Will Sheff (Okkervil River)


Mein erster Lieblingssong war …

THE BEACH BOYS – I GET AROUND

Zuerst hatte ich viel von The Monkees gehört. Dann bat ich meine Mutter, mir eine Kassette mit Songs von den Beach Boys zusammenzustellen. „I Get Around“ hatte mich sofort beeindruckt. Der Song war wie ein Schokoladenriegel, den man gerade geschenkt bekommen hat. Mir gefielen die Falsettstimmen, die zuckersüße Pop-Qualität, das Orgelspiel und diese eine Zeile: „I’m a real cool head, I’m making real good bread“. Es war des Höhepunkt des Tages, wenn ich die Zeile hörte.

Ein wichtiger Kauf in meiner Jugend war …

EAZY-E – EAZY-DUZ-IT

Ich kann mich nicht genau erinnern, welche Platte ich mir zuerst von meinem eigenen Geld gekauft habe. Ich weiß noch, dass ich die Kassette von Michael Jacksons THRILLER zum Geburtstag bekommen habe. Das war ein großer Tag für mich. Eine Zeit lang war ich komplett besessen von ihm. Ich träumte sogar davon, mal eine Weile mit Michael zu leben. Definitiv erinnere ich mich, dass ich mir diese Kassette von Eazy-E gekauft habe. Das war die Musik, die Ende der Achtziger alle in Aufregung versetzte. Man lief mit ihr im Ohr die Straße entlang und fühlte sich dabei ein bisschen größer. Mein Lieblingssong war „Radio“. Den muss ich millionenmal gehört haben.

Ein wichtiges Album der elektronischen Musik ist für mich …

ARTHUR RUSSELL – CALLING OUT OF CONTEXT

Ich habe grundsätzlich ein Problem mit der Benutzung des Begriffs elektronische Musik. Was ist das? „Telefone“ von Sheena Easton ist elektronische Musik, Whitney Houston auch und HipHop-Tracks werden mit elektronischen Instrumenten produziert. Wenn man mal den normal geltenden Maßstab zugrunde legt, ist Arthur Russell mein Lieblingskünstler auf diesem Gebiet. Er war ausgebildeter Cellist, der sich irgendwann für Leben und Musik der New Yorker Schwulenszene zu begeistern begann. Er produzierte avantgardistische Disco-Songs und Proto-House-Sachen, war auch als Songschreiber eine Wucht.

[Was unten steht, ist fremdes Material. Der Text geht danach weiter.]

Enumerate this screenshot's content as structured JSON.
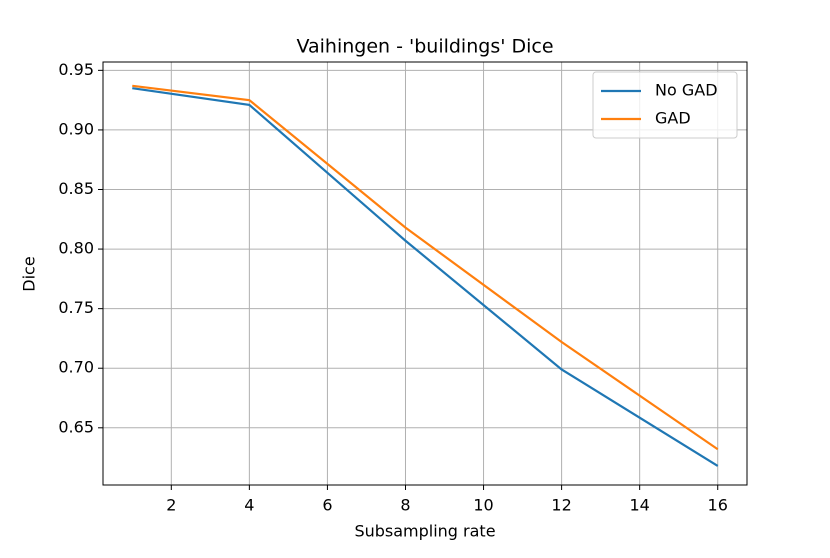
{
  "chart_data": {
    "type": "line",
    "title": "Vaihingen - 'buildings' Dice",
    "x_label": "Subsampling rate",
    "y_label": "Dice",
    "x": [
      1,
      4,
      8,
      12,
      16
    ],
    "series": [
      {
        "name": "No GAD",
        "color": "#1f77b4",
        "values": [
          0.935,
          0.921,
          0.807,
          0.699,
          0.618
        ]
      },
      {
        "name": "GAD",
        "color": "#ff7f0e",
        "values": [
          0.937,
          0.925,
          0.818,
          0.722,
          0.632
        ]
      }
    ],
    "xlim": [
      0.25,
      16.75
    ],
    "xticks": [
      2,
      4,
      6,
      8,
      10,
      12,
      14,
      16
    ],
    "ylim": [
      0.602,
      0.957
    ],
    "yticks": [
      {
        "value": 0.65,
        "label": "0.65"
      },
      {
        "value": 0.7,
        "label": "0.70"
      },
      {
        "value": 0.75,
        "label": "0.75"
      },
      {
        "value": 0.8,
        "label": "0.80"
      },
      {
        "value": 0.85,
        "label": "0.85"
      },
      {
        "value": 0.9,
        "label": "0.90"
      },
      {
        "value": 0.95,
        "label": "0.95"
      }
    ],
    "grid": true,
    "legend": "upper-right"
  }
}
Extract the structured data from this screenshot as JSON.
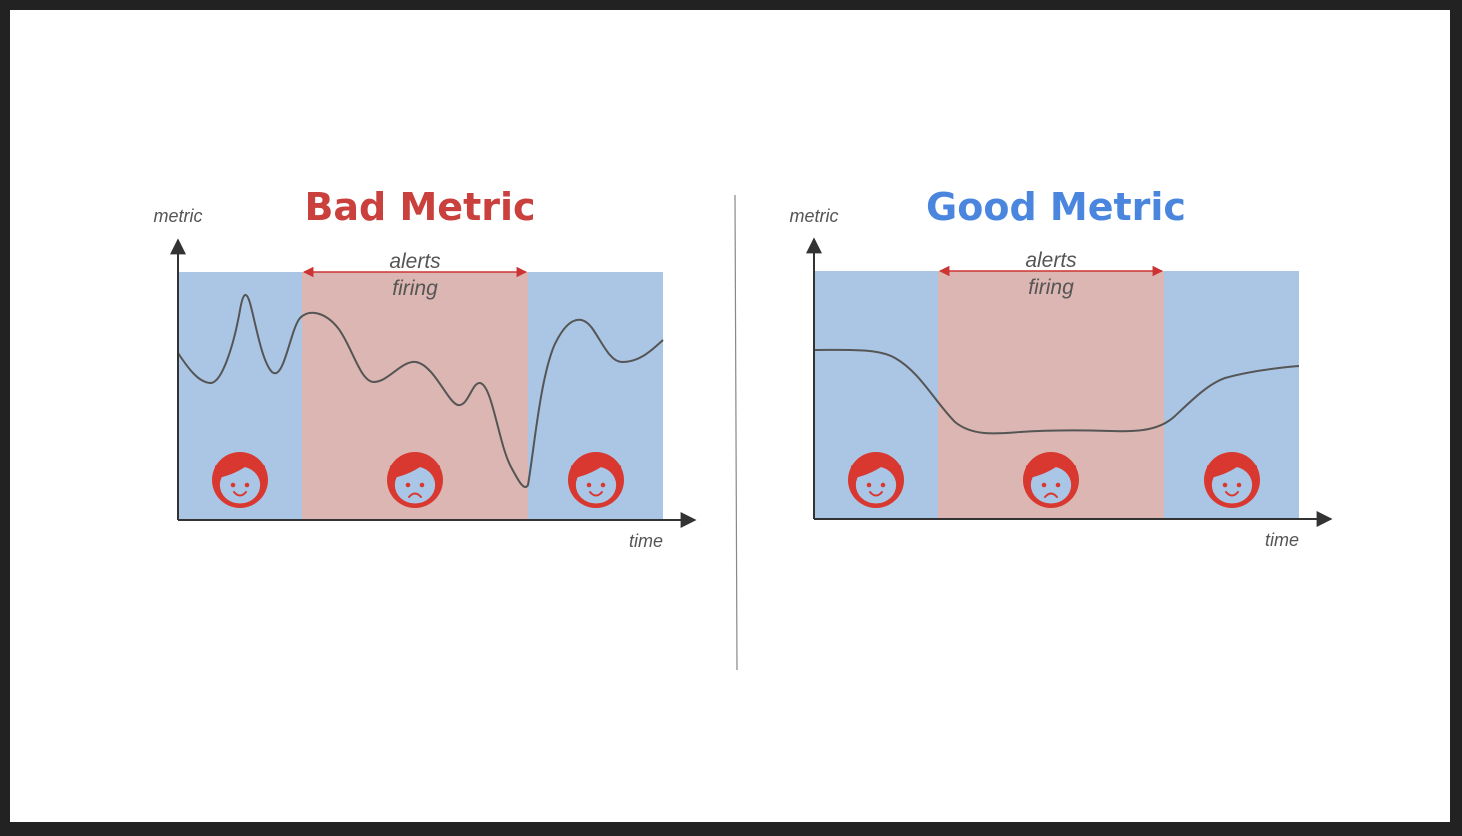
{
  "colors": {
    "ok_band": "#aac6e4",
    "alert_band": "#dbb6b2",
    "bad_title": "#c9403c",
    "good_title": "#4a86de",
    "face": "#d8382f",
    "face_skin": "#a9c6e6",
    "arrow": "#cc3333",
    "axis": "#333333",
    "curve": "#555555",
    "divider": "#888888"
  },
  "panels": [
    {
      "id": "bad",
      "title": "Bad Metric",
      "title_color_key": "bad_title",
      "y_axis_label": "metric",
      "x_axis_label": "time",
      "alert_label_line1": "alerts",
      "alert_label_line2": "firing",
      "curve_shape": "spiky",
      "faces": [
        "happy",
        "sad",
        "happy"
      ]
    },
    {
      "id": "good",
      "title": "Good Metric",
      "title_color_key": "good_title",
      "y_axis_label": "metric",
      "x_axis_label": "time",
      "alert_label_line1": "alerts",
      "alert_label_line2": "firing",
      "curve_shape": "smooth",
      "faces": [
        "happy",
        "sad",
        "happy"
      ]
    }
  ]
}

Der Song, der für mich das Leben im Tourbus erträglich macht, ist …

THE ROLLING STONES – MEMORY MOTEL

Dieser Song bringt am besten zum Ausdruck, wie es sich auf Tour anfühlt. Man kann sich dazu herrlich selbst bemitleiden, wenn man mal wieder ungewaschen und müde ist oder kurz vor einer Erkältung steht. Andererseits steckt darin auch das Gefühl des Abfeierns und des Trinkens. Ich höre da den Stolz, den man spürt, wenn man mal wieder über die Stränge geschlagen hat. Wenn ich im Bus sitze und das höre, fühle ich mich besser.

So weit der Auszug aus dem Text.